Было уже около одиннадцати, когда он снова позвонил в ту квартиру. Не снимая с двери цепочки, женщина все так же вежливо осведомилась, что еще могло понадобиться работнику милиции в такое позднее время. Ведь она же сказала, что ничего не видела, ничего не…
Бородин спросил про мальчика. Женщина, все так же из-за цепочки, ответила, что мальчик уже лег спать, потому что ему рано в школу. В этот момент Бородин услышал:
— Мама, кто там?
— Я сыщик, мальчик! — представился ему через цепочку Бородин. — Мне надо у тебя спросить кое-что важное!
— А что? — заинтересованно спросил мальчик, подойдя к двери.
Бородин ответил таинственным шепотом:
— Об этом нельзя говорить громко…
Женщина откинула цепочку и впустила Бородина в прихожую.
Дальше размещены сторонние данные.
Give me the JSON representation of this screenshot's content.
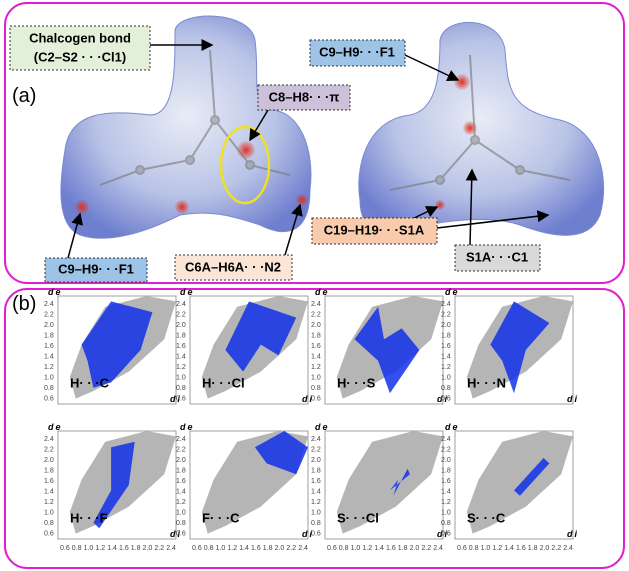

На ее недовольный взгляд он не обратил внимания.
— Тебя как звать? — спросил он мальчика.
— Илья, — ответил тот.
— А я — Сергей Александрович, — представился ему Бородин. — Так вот, Илюша, ты мне здорово поможешь, если припомнишь, как недели три назад к вашему подъезду подошла красная легковая машина, и в нее сели два дяденьки с большими сумками…
— «Шестерка», да? — спросил мальчик.
— Точно?
— Точно, если красная! — уверенно подтвердил мальчик. — Номер двадцать два семнадцать?
Бородин оторопело уставился на мальчика:
— Ты… и номер помнишь?
Мальчик скромно покивал.
— У Илюши феноменальная память на цифры, — тепло улыбнулась женщина.
— Может, и буквы помнишь? — с надеждой спросил Бородин, понимая, что хочет слишком многого.
И действительно, букв перед номером Илья не запомнил.
— Ты даже не представляешь, как мне помог! — сказал ему Бородин. — Теперь мне легче будет их искать!
— Кого — искать? — спросил мальчик.
— Воров, которые садились в машину. А ты не помнишь, как они выглядели? Какие у них были лица? Как были одеты?
Нет, этого мальчик не мог сказать. Единственно, что он еще запомнил: на куртке водителя была эмблема фирмы «Адидас».